Additional costs included asbestos removal, deeper pilings, and extra seismic strengthening. Any commercial project manager knows that pre-design work includes testing for asbestos, geotechnical reports, and earthquake assessments so I am at a loss to understand how these costs were missed.

It comes after last week’s shock in Tauranga, where the council has abandoned work on a multi-storey car park building after $19 million has been spent. This was actually a good call by new mayor Tenby Powell. Serious design faults were discovered, so he chose not to do what is usually done — throw good money after bad to cover up the mistakes. 

Mr Powell has also been refreshingly open about the council’s financial situation, declaring “We’re insolvent. If we were a business, we would be calling the receivers now”.

What does this mean?

Tauranga City Council’s operating expenses are more than its income, and this has been the case for some time. It was also the case in Hamilton, which resulted in a 54% rates rise over ten years. No doubt it is the case in many other places as well. Combined with high debt, the councils are having to borrow to pay interest on existing loans that they can’t service. 

Not only is this bad practice, it is also illegal. The Local Government Act 2002 Section 100 (1) states “A local authority must ensure that each year’s projected operating revenues are set at a level sufficient to meet that year’s projected operating expenses.” 

All those promises from the politicians have come with debt levels that are at crisis point, and, as I pointed out to Hamilton City Council last year, a real danger if there were something unexpected like a global recession or natural disaster (cue COVID-19).

To answer the clickbait title, there is no possibility of Tauranga City Council going bankrupt. But the reason why is damned scary. 

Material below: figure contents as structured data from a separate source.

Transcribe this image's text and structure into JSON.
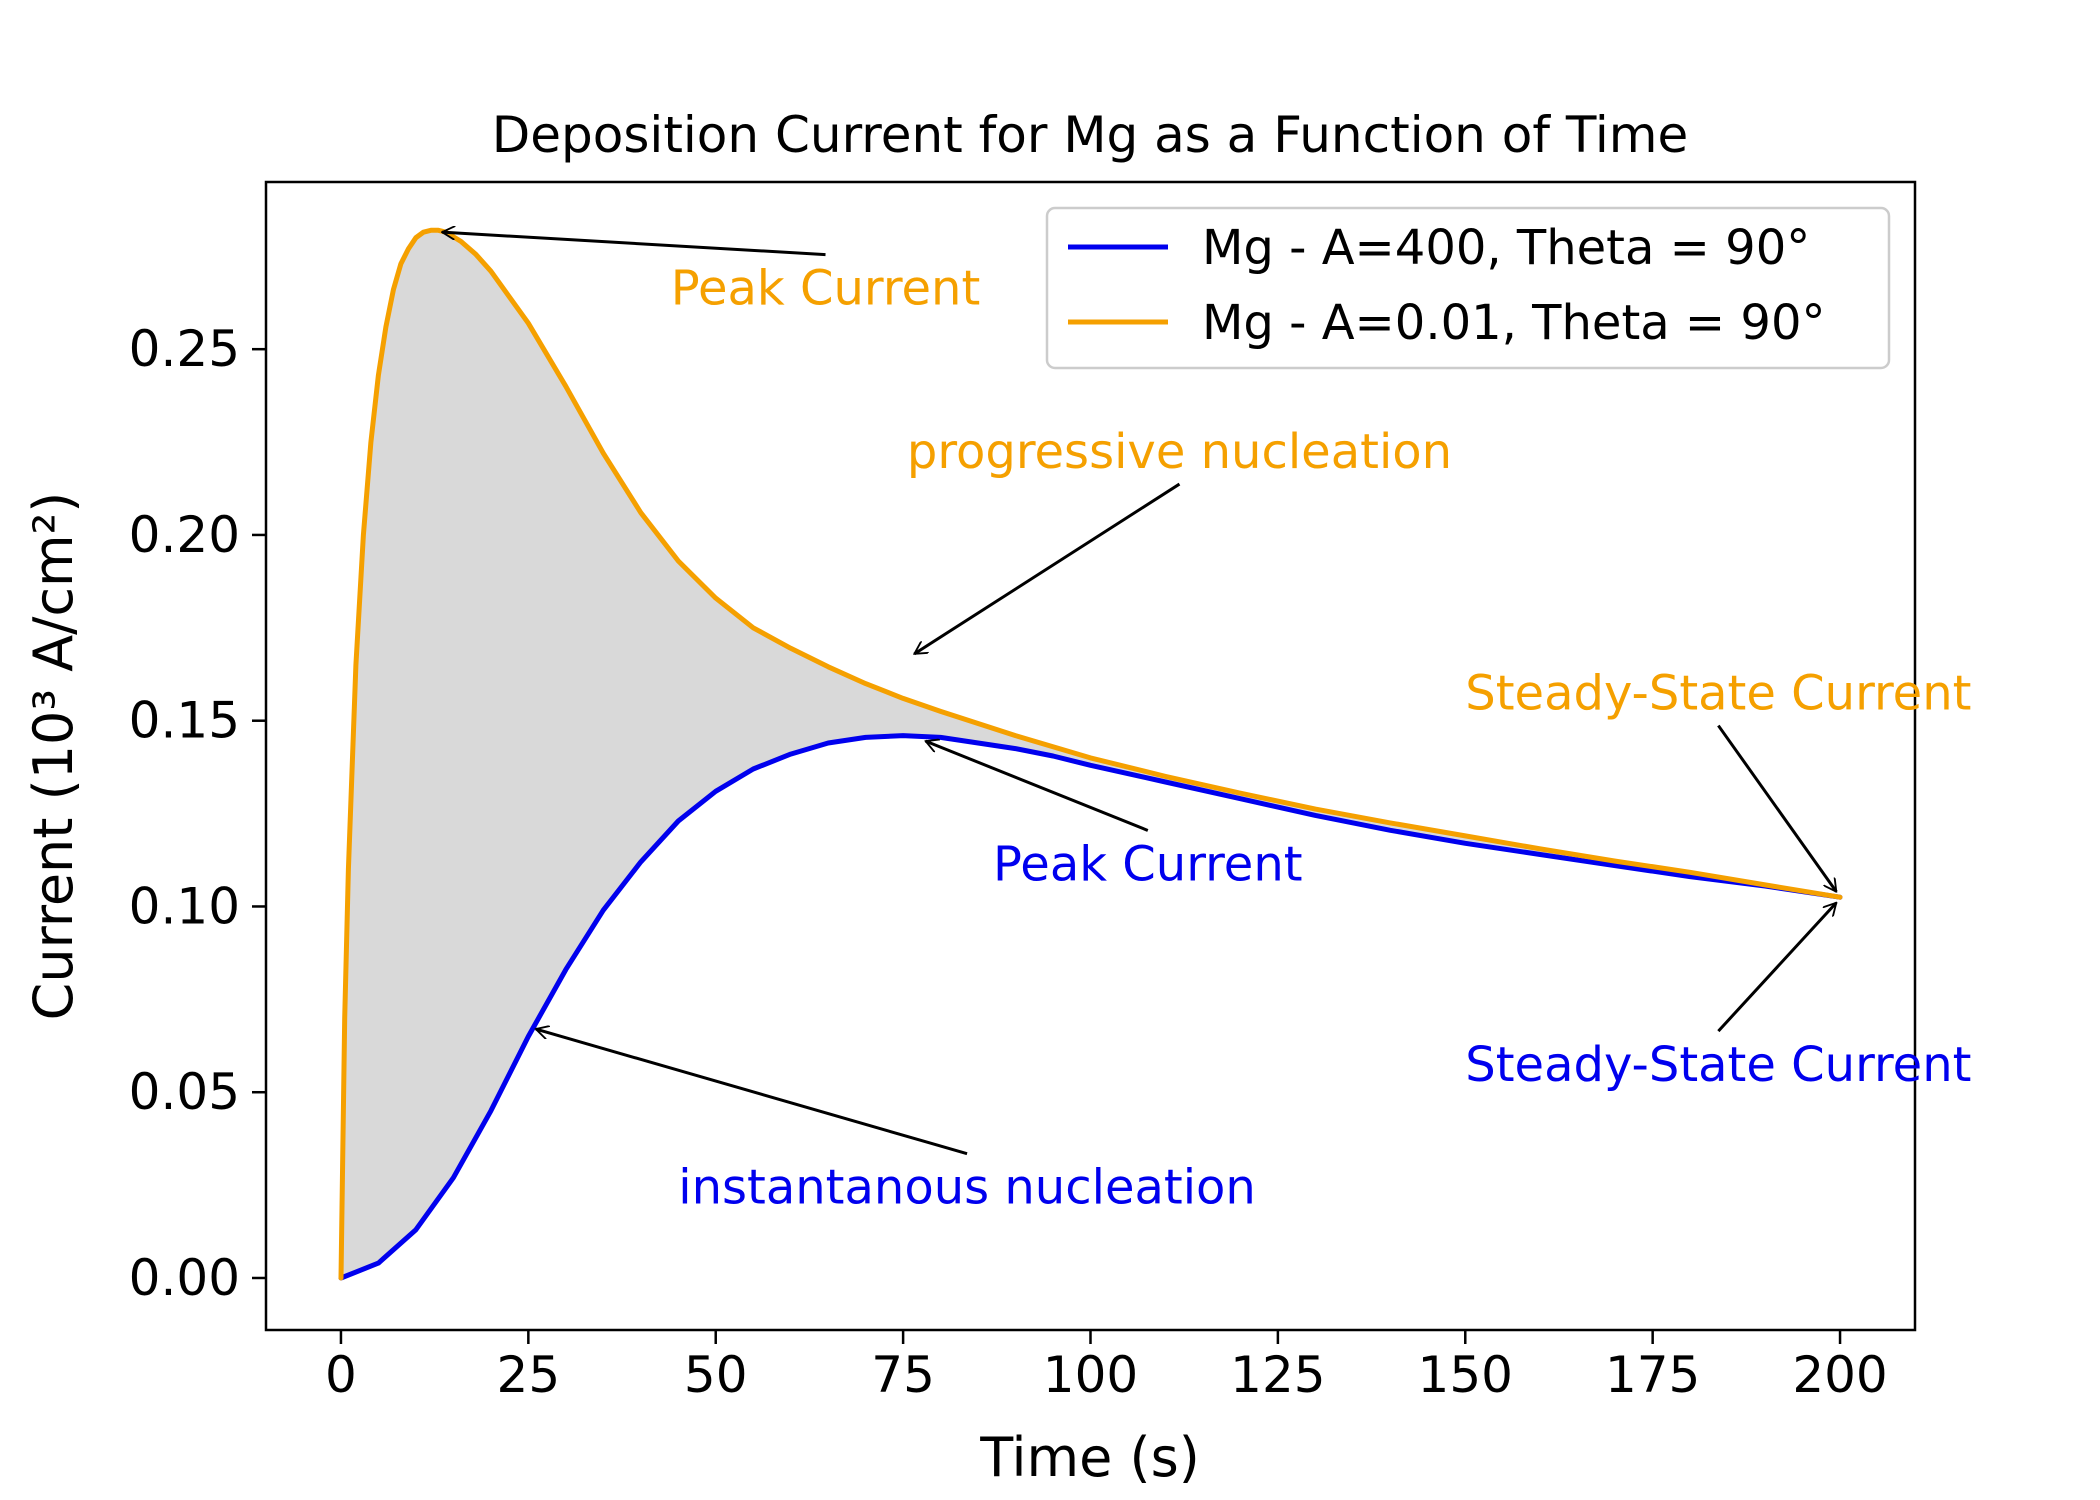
{
  "chart_data": {
    "type": "line",
    "title": "Deposition Current for Mg as a Function of Time",
    "xlabel": "Time (s)",
    "ylabel": "Current (10³ A/cm²)",
    "xlim": [
      -10,
      210
    ],
    "ylim": [
      -0.014,
      0.295
    ],
    "xticks": [
      0,
      25,
      50,
      75,
      100,
      125,
      150,
      175,
      200
    ],
    "yticks": [
      0.0,
      0.05,
      0.1,
      0.15,
      0.2,
      0.25
    ],
    "ytick_labels": [
      "0.00",
      "0.05",
      "0.10",
      "0.15",
      "0.20",
      "0.25"
    ],
    "grid": false,
    "legend_position": "upper right",
    "fill_between": {
      "color": "#d9d9d9",
      "between": [
        "Mg - A=0.01, Theta = 90°",
        "Mg - A=400, Theta = 90°"
      ]
    },
    "series": [
      {
        "name": "Mg - A=400, Theta = 90°",
        "color": "#0000ee",
        "x": [
          0,
          5,
          10,
          15,
          20,
          25,
          30,
          35,
          40,
          45,
          50,
          55,
          60,
          65,
          70,
          75,
          80,
          85,
          90,
          95,
          100,
          110,
          120,
          130,
          140,
          150,
          160,
          170,
          180,
          190,
          200
        ],
        "y": [
          0.0,
          0.004,
          0.013,
          0.027,
          0.045,
          0.065,
          0.083,
          0.099,
          0.112,
          0.123,
          0.131,
          0.137,
          0.141,
          0.144,
          0.1455,
          0.146,
          0.1455,
          0.144,
          0.1425,
          0.1405,
          0.138,
          0.1335,
          0.129,
          0.1245,
          0.1205,
          0.117,
          0.114,
          0.111,
          0.108,
          0.1055,
          0.1025
        ]
      },
      {
        "name": "Mg - A=0.01, Theta = 90°",
        "color": "#f5a000",
        "x": [
          0,
          0.5,
          1,
          2,
          3,
          4,
          5,
          6,
          7,
          8,
          9,
          10,
          11,
          12,
          13,
          14,
          16,
          18,
          20,
          25,
          30,
          35,
          40,
          45,
          50,
          55,
          60,
          65,
          70,
          75,
          80,
          90,
          100,
          110,
          120,
          130,
          140,
          150,
          160,
          170,
          180,
          190,
          200
        ],
        "y": [
          0.0,
          0.07,
          0.11,
          0.165,
          0.2,
          0.225,
          0.243,
          0.256,
          0.266,
          0.273,
          0.277,
          0.28,
          0.2815,
          0.282,
          0.282,
          0.2815,
          0.279,
          0.2755,
          0.271,
          0.257,
          0.24,
          0.222,
          0.206,
          0.193,
          0.183,
          0.175,
          0.1695,
          0.1645,
          0.16,
          0.156,
          0.1525,
          0.146,
          0.14,
          0.135,
          0.1305,
          0.1262,
          0.1225,
          0.119,
          0.1155,
          0.1122,
          0.1092,
          0.1058,
          0.1025
        ]
      }
    ],
    "annotations": [
      {
        "text": "Peak Current",
        "color": "#f5a000",
        "text_x": 44,
        "text_y": 0.262,
        "arrow_to": [
          13.5,
          0.2815
        ]
      },
      {
        "text": "progressive nucleation",
        "color": "#f5a000",
        "text_x": 75.5,
        "text_y": 0.218,
        "arrow_to": [
          76.5,
          0.168
        ]
      },
      {
        "text": "Peak Current",
        "color": "#0000ee",
        "text_x": 87,
        "text_y": 0.107,
        "arrow_to": [
          78,
          0.1445
        ]
      },
      {
        "text": "instantanous nucleation",
        "color": "#0000ee",
        "text_x": 45,
        "text_y": 0.02,
        "arrow_to": [
          26,
          0.067
        ]
      },
      {
        "text": "Steady-State Current",
        "color": "#f5a000",
        "text_x": 150,
        "text_y": 0.153,
        "arrow_to": [
          199.5,
          0.104
        ]
      },
      {
        "text": "Steady-State Current",
        "color": "#0000ee",
        "text_x": 150,
        "text_y": 0.053,
        "arrow_to": [
          199.5,
          0.101
        ]
      }
    ]
  }
}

In the event of financial failure, the Local Government Act requires a receiver to be appointed and a levy to charged on all ratepayers, because you, dear reader, are guaranteeing your council’s loans. You have not agreed to this mortgage on your property, but as former Hamilton councillor Garry Mallett found out when he tried a rates strike, the council simply goes to your bank and they hand over the money. You don’t get a say about it.

This is why you should take more notice of your council’s debt. Tauranga is well over $500 million. Hamilton and Dunedin are approaching $1 billion while Wellington will pass that mark. Auckland debt is…well, it is hard to know. The main source of debt is the Local Government Funding Agency, which originally had a cap on borrowing of 180% of council revenue, but that was increased to 230%, then last year bumped up to 250% before COVID-19. Now Auckland is forecasting hitting 262% by the end of this month at about $9.6 billion.

The scary thing about the Local Government Funding Agency is that it is owned by a collective of 30 councils who guarantee each other’s debts. If Auckland fails, receivers can take that $9.6 billion out of the banks of ratepayers across the country.

If you think central government will bail out ratepayers, the Act makes it clear: (Section 121) The Crown is not liable to contribute to the payment of any debts or liabilities of any local authority. 

It is time to start demanding more accountability on the weekly council cost blow-outs.